In the Initial Mutation Test and Confirmatory Mutation Test, most of the observed revertant colony numbers were below the respective biological threshold value. The observed sporadic increases in the number of revertant colonies were examined for consistency; none of them were repeatable when comparing the performed main experiments. Together with the lack of correlation with dose level, this confirms that there were no biologically significant differences between test material treated samples and solvent controls; Thus, they were considered as biological variability of the test system.
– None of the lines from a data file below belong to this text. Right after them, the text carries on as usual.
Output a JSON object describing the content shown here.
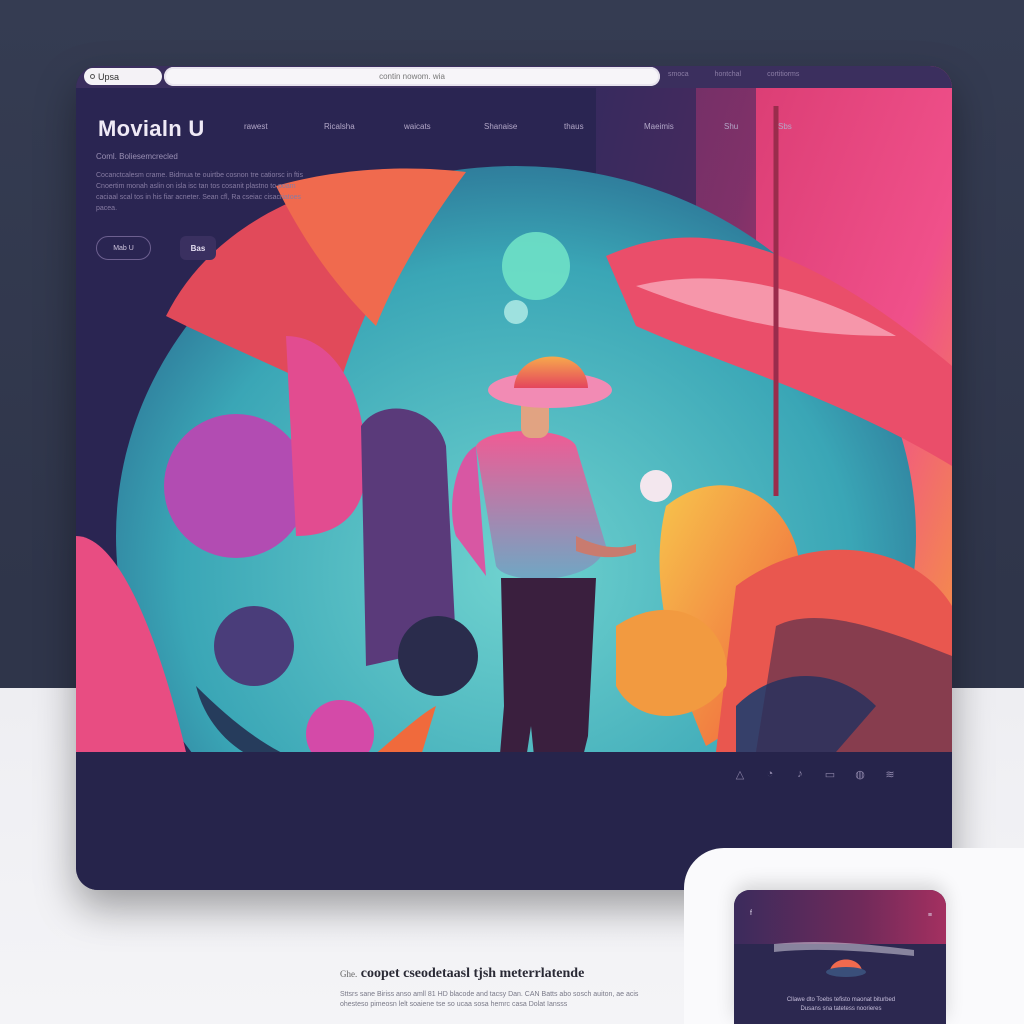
{
  "browser": {
    "tab_label": "Upsa",
    "url": "contin nowom. wia",
    "chrome_tabs": [
      "smoca",
      "hontchal",
      "cortitiorms"
    ]
  },
  "site": {
    "logo": "Movialn  U",
    "nav": [
      "rawest",
      "Ricalsha",
      "waicats",
      "Shanaise",
      "thaus",
      "Maeimis",
      "Shu",
      "Sbs"
    ],
    "tagline": "Coml. Boliesemcrecled",
    "description": "Cocanctcalesm crame. Bidmua te ouirtbe cosnon tre catiorsc in ftis Cnoertim monah aslin on isla isc tan tos cosanit plastno to poam caciaal scal tos in his fiar acneter. Sean cfl, Ra cseiac cisacriatoes pacea.",
    "more_button": "Mab U",
    "ghost_button": "Bas"
  },
  "footer_icons": [
    "warning-icon",
    "circle-icon",
    "bell-icon",
    "speaker-icon",
    "bookmark-icon",
    "wave-icon"
  ],
  "footer_glyphs": [
    "△",
    "◔",
    "♪",
    "▭",
    "◍",
    "≋"
  ],
  "bottom": {
    "headline": "coopet cseodetaasl tjsh meterrlatende",
    "subline": "Sttsrs sane Biriss anso amll 81 HD blacode and tacsy Dan. CAN Batts abo sosch auiton, ae acis ohesteso pimeosn lelt soaiene tse so ucaa sosa hemrc casa Dolat Iansss",
    "prefix": "Ghe."
  },
  "phone": {
    "title": "f",
    "menu": "≡",
    "caption": "Cllawe dto Toebs tefisto maonat biturbed Dusans sna tatetess noorieres"
  },
  "colors": {
    "frame": "#2a2552",
    "accent_pink": "#e64f8e",
    "accent_orange": "#f28b3b",
    "accent_teal": "#5ec6c9",
    "purple": "#8a4ba6"
  }
}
The mean values of revertant colonies of the solvent control plates were within the historical control range, the reference mutagens showed the expected increase in the number of revertant colonies, the viability of the bacterial cells was checked by a plating experiment in each test. At least five analysable concentrations were presented in all strains of the main tests. The tests were considered to be valid.
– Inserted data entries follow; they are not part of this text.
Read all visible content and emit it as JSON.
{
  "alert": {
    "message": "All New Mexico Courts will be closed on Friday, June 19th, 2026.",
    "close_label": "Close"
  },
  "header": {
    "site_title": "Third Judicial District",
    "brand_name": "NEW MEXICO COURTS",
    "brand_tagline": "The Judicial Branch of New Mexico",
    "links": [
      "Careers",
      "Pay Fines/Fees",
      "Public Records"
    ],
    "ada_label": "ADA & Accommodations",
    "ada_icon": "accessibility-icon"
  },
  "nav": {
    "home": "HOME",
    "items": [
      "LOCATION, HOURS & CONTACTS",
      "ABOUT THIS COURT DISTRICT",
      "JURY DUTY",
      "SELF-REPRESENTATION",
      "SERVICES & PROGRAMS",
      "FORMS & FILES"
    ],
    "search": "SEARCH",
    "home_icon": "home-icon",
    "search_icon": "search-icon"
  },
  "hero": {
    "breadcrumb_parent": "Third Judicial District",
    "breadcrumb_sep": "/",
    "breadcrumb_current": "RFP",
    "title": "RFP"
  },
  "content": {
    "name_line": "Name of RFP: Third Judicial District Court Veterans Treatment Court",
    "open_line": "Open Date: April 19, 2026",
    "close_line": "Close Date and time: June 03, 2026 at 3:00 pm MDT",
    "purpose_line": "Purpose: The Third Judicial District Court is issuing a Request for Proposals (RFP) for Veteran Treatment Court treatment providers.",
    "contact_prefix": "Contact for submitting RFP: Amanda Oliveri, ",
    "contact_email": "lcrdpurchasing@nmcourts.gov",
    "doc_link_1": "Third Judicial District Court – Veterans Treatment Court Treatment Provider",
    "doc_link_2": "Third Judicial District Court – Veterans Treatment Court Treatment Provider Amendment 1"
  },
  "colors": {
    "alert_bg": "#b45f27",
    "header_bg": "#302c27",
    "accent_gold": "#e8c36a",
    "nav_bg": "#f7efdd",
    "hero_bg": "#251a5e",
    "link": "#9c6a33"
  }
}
The findings of this mutagenicity assay show that under the experimental conditions applied the test material did not induce gene mutations by base pair changes or frameshifts in the genome of the strains used.

In conclusion, the test material had no mutagenic activity on the growth of the bacterium tester strains under the test conditions used in this study.